I know this is around a year old but may still be of great interest here...
Here's my thread from the Crossfire forum that shows the setup we've been using for the last 3 yrs or so. Only difference in my setup is we chose to use a DOM steel tube in place of the Aluminum one for superior strength {Mod edit:FALSE-only when same size and wall thickness tubing is used. Steel is a lot heavier. Pound for pound, aluminum thicker wall tube at the same weight as steel is stronger. Aluminum is more expensive. CM tubing is lighter than both steel and aluminum, thus can be used much thinner wall for weight savings over steel while retaining the same needed strength tube}. Use of dissimilar metals (steel threaded into Alum.) will cause galvanic fracturing and accelerated corrosion.{Mod edit: True only when uncoated metals are used-thus FALSE in this case. Steel rod ends are generally zinc coated and aluminum is anodized. Steel tubing is fine on a race car where the steel tube does no see a lot of water. I would not suggest steel in this application for a daily street car-WHY? Threads will rust over time and you will loose adjustment ability through corrosion seizing} where Same Speedway 4-bar ends are used. This particular setup has been thoroughly tested in the World Of Outlaws series and is made to collapse the tube during a horrendous crash which saves on destroying other components which was happening with the use of solid bars {Mod edit: False- Aluminum hex tub is commonly used}. I highly recommend that you grease the threads and run them completely in and out of the tubes to make sure they don't seize and remain easy to move. Especially helpful for those that are autocrossing and want to change their settings from street by throwing in some neg camber for racing. Also coat the inside of the 4-bar, the inserts and the bolt for complete squeek free fit. A smidge of blue Locktite on the nuts also helps{Mod edit: You do not need locktite. Jam nut use eliminates the need. Loctite harms threads }. I have this setup on both of my Xfires for the last 3 yrs. without a peep. Both are at factory height, but they both experienced the premature wearing to the inner rear treads, which is very common on the larger Xfire rear tires. Before installing these I would only get maybe 15K out of the rears. After installing these I got over 42K out of my last set, saving me a butt load of cash.

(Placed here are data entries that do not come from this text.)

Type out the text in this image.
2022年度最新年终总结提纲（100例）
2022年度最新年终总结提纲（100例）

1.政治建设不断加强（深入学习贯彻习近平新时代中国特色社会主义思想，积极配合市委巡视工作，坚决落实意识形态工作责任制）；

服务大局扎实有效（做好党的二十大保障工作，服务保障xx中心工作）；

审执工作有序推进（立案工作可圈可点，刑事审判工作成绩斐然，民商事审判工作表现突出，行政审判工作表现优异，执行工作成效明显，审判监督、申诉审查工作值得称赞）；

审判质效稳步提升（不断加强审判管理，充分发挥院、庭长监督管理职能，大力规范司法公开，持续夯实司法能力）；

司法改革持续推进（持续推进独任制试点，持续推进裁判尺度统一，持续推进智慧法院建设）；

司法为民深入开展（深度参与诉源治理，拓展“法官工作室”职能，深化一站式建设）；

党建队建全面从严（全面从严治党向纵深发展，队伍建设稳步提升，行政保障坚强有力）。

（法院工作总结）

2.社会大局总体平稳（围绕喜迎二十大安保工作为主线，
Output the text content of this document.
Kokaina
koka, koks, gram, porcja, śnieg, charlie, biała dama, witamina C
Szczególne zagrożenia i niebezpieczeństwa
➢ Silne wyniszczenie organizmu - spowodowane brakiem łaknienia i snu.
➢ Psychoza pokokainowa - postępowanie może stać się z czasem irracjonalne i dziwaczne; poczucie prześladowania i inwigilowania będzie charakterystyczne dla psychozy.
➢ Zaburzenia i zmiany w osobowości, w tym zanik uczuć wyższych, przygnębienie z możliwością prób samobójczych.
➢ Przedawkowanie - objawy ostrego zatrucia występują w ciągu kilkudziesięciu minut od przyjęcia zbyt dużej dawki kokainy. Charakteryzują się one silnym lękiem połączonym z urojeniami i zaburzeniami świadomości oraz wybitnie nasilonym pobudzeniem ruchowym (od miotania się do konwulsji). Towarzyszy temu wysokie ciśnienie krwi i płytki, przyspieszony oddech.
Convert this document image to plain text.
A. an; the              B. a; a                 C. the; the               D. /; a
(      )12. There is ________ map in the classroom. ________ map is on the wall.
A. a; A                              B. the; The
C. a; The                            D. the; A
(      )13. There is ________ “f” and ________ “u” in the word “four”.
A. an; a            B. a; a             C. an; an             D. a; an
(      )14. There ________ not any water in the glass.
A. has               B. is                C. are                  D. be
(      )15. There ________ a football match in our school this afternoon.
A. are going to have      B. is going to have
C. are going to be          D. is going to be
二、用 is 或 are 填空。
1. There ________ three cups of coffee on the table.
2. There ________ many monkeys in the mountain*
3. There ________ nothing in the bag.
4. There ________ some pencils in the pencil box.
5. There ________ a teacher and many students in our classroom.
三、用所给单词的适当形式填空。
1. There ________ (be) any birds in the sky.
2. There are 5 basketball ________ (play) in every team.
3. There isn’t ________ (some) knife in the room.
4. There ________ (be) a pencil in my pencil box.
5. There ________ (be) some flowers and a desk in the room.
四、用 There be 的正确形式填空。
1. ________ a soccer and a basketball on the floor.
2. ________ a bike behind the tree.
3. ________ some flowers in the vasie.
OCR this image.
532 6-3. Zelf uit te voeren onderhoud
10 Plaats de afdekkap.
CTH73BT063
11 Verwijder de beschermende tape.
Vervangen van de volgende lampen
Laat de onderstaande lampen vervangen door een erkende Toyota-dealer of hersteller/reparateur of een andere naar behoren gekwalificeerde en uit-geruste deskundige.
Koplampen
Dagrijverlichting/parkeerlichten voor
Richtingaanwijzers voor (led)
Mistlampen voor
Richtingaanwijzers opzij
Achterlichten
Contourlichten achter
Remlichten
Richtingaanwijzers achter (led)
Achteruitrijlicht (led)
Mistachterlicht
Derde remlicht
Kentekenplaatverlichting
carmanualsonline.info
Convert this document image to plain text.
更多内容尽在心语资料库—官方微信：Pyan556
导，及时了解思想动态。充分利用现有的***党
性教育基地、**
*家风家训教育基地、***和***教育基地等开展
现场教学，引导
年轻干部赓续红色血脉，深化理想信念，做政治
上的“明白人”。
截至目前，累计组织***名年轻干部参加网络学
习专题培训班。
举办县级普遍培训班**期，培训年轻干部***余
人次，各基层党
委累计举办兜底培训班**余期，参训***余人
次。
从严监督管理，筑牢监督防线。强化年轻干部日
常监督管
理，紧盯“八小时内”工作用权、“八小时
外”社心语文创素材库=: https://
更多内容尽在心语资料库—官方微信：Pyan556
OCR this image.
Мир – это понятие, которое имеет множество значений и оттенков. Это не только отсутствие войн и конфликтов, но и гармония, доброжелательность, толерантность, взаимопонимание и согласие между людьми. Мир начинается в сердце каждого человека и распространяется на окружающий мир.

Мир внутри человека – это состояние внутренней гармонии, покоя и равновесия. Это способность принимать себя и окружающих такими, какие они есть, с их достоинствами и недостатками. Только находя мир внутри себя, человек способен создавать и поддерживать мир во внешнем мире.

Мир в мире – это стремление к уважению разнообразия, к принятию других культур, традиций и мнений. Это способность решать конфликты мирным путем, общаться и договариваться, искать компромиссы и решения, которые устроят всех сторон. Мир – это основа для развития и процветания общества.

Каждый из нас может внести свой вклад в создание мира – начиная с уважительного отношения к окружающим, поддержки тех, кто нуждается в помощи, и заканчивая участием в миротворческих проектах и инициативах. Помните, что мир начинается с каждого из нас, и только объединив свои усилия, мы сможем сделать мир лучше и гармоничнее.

I've also sold this same setup to a buddy who is a MB mechanic with the local Firestone and he's installed a couple-o-dozen sets on different model MBs with perfect results. I included some of the pics from 202brabus first post and there's a YouTube vid @ the bottom of the thread showing the complete removal and install process. Also, all parts have links included and the prices have been updated as of 2/19/2015.
http://www.crossfireforum.org/forum/...tml#post712854
FYI - Here's the link to the YouTube vid incase it'e not viewable....
https://www.youtube.com/watch?v=8xS5UZZBWFM
{Mod Edit NOTE: than eliminate this post, I felt it was more important to keep some very common misconceptions and provide actual data.